From "Journal du Siège d'Orléans": "And this same day [May 4] after noon, the Maiden [sic - others say that she didn't come to the battle area until later] and the Bâtard d'Orléans left the city, bringing great numbers of nobles and around fifteen hundred combatants in their contingents, and they went to attack the fortress of Saint-Loup, where they encountered great opposition, for the English, who had strongly fortified it, defended it most valliantly for the three hours that the bitter assault lasted, although in the end the French took it by storm, and killed 114 Englishmen, and captured and brought away forty prisoners into their town... the detachment [of the English] in the fortress of Saint-Pouair sortied forth in great strength during this assault, with the intention of aiding their troops: of which those of Orléans were warned by the watch tower's bell, which rang twice; for which the Marshal of Saint-Sévère, the Lord of Graville, the Baron of Coulences, and many other knights and squires, soldiers and citizens, totaling 600 combatants, quickly sortied forth from Orléans and took to the fields in good order and formation against the English, who abandoned their undertaking and the aid of their comrades when they saw the manner of the French... and turned back to their fortress dismayed and angered..." (for the original language, see Quicherat's "Procès...", Vol IV, p. 157).
Chronique de la Pucelle: "During [the attack on Saint-Loup's bell tower], Talbot ordered the English to sortie forth in strength from the other fortresses, to aid his troops; but at this same point all the [French] commanders had sortied forth from Orléans with their troops, who arrayed themselves in ordered divisions in the fields between the besieged fortress and the other English fortifications, waiting there to fight the English.

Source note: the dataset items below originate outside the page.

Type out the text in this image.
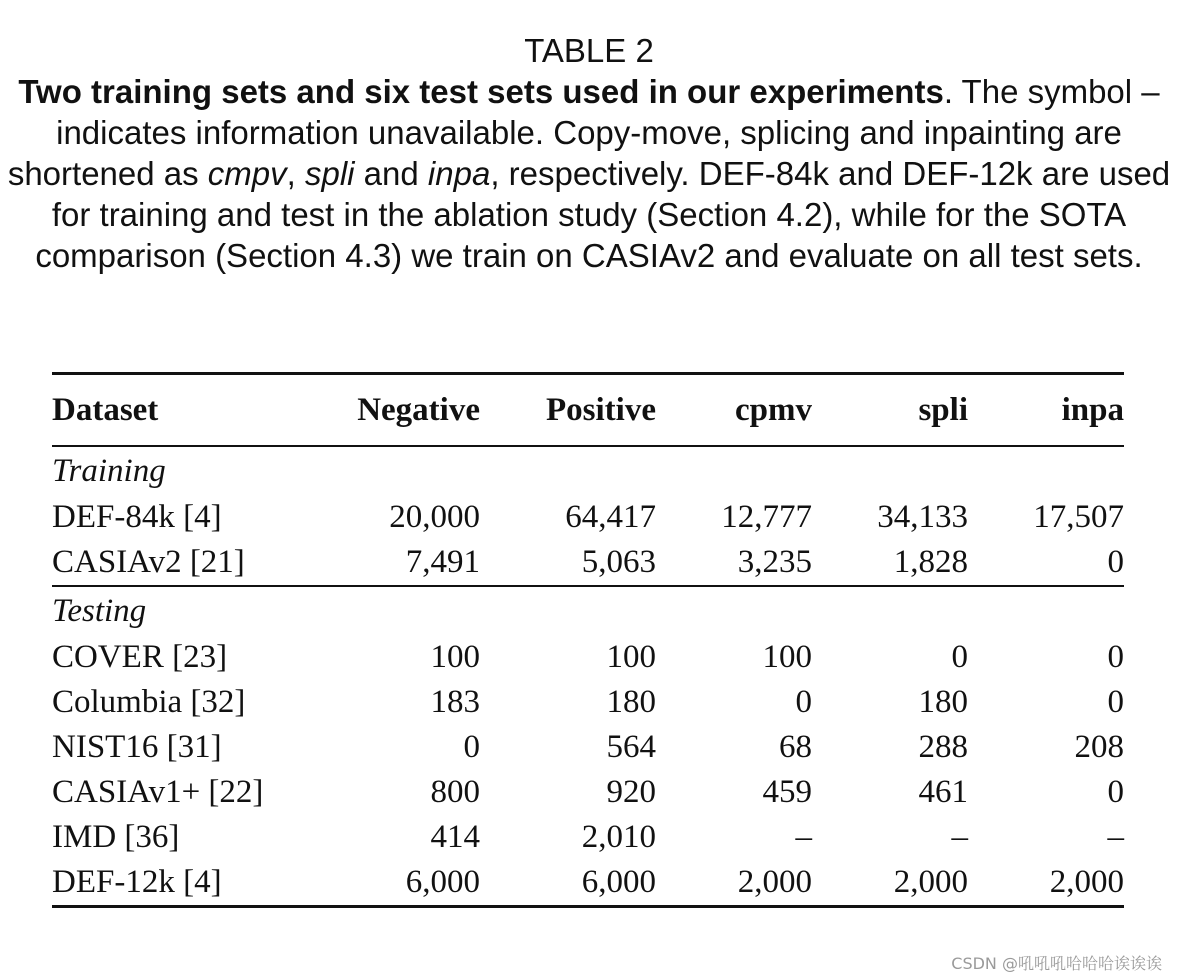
TABLE 2
Two training sets and six test sets used in our experiments. The symbol – indicates information unavailable. Copy-move, splicing and inpainting are shortened as cmpv, spli and inpa, respectively. DEF-84k and DEF-12k are used for training and test in the ablation study (Section 4.2), while for the SOTA comparison (Section 4.3) we train on CASIAv2 and evaluate on all test sets.
Dataset	Negative	Positive	cpmv	spli	inpa
Training
DEF-84k [4]	20,000	64,417	12,777	34,133	17,507
CASIAv2 [21]	7,491	5,063	3,235	1,828	0
Testing
COVER [23]	100	100	100	0	0
Columbia [32]	183	180	0	180	0
NIST16 [31]	0	564	68	288	208
CASIAv1+ [22]	800	920	459	461	0
IMD [36]	414	2,010	–	–	–
DEF-12k [4]	6,000	6,000	2,000	2,000	2,000
CSDN @吼吼吼哈哈哈诶诶诶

But the Lord of Talbot, seeing this, ordered the English to withdraw back to their fortresses, abandoning the English troops in the fortress of Saint-Loup, who were subdued by force, near evening." (for the original language, see Quicherat's "Procès...", Vol IV, p. 224).

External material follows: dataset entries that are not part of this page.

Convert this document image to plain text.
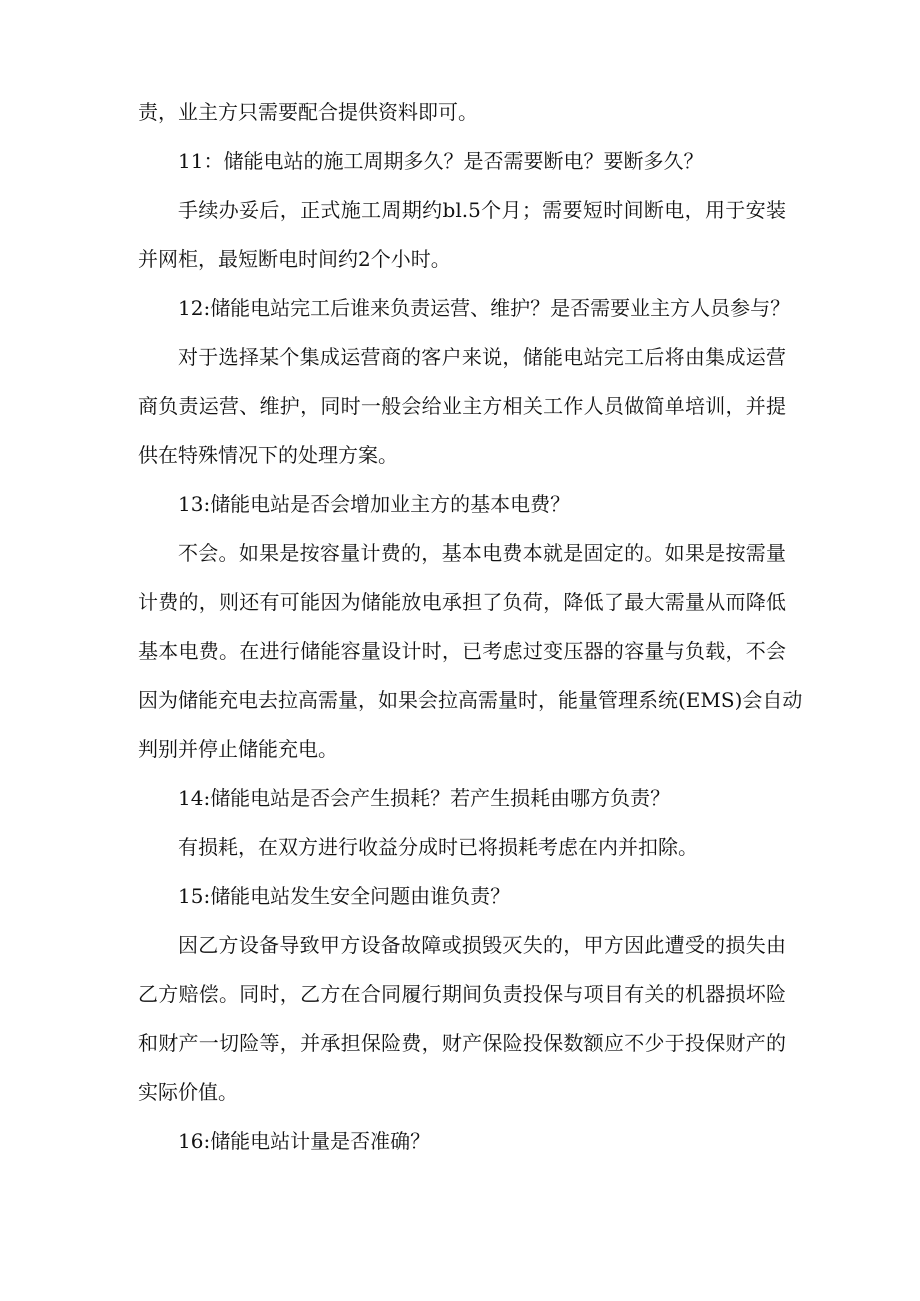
责，业主方只需要配合提供资料即可。
11：储能电站的施工周期多久？是否需要断电？要断多久？
手续办妥后，正式施工周期约bl.5个月；需要短时间断电，用于安装
并网柜，最短断电时间约2个小时。
12:储能电站完工后谁来负责运营、维护？是否需要业主方人员参与？
对于选择某个集成运营商的客户来说，储能电站完工后将由集成运营
商负责运营、维护，同时一般会给业主方相关工作人员做简单培训，并提
供在特殊情况下的处理方案。
13:储能电站是否会增加业主方的基本电费？
不会。如果是按容量计费的，基本电费本就是固定的。如果是按需量
计费的，则还有可能因为储能放电承担了负荷，降低了最大需量从而降低
基本电费。在进行储能容量设计时，已考虑过变压器的容量与负载，不会
因为储能充电去拉高需量，如果会拉高需量时，能量管理系统(EMS)会自动
判别并停止储能充电。
14:储能电站是否会产生损耗？若产生损耗由哪方负责？
有损耗，在双方进行收益分成时已将损耗考虑在内并扣除。
15:储能电站发生安全问题由谁负责？
因乙方设备导致甲方设备故障或损毁灭失的，甲方因此遭受的损失由
乙方赔偿。同时，乙方在合同履行期间负责投保与项目有关的机器损坏险
和财产一切险等，并承担保险费，财产保险投保数额应不少于投保财产的
实际价值。
16:储能电站计量是否准确？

From the document known as "Chronique de l'Établissement de la Fête": "And when this [the attack on St. Loup] was seen by the other English - that is to say the aforesaid Talbot and the other English commanders - [troops under] five to six standards sortied out of their fortresses to try to break the siege of Saint-Loup... and at that point, every man sortied forth from Orléans to go surround the English; but seeing this, they [the English] retreated in great haste into their fortresses." (for the original language, see Quicherat's "Procès...", Vol V, pp. 291 - 292).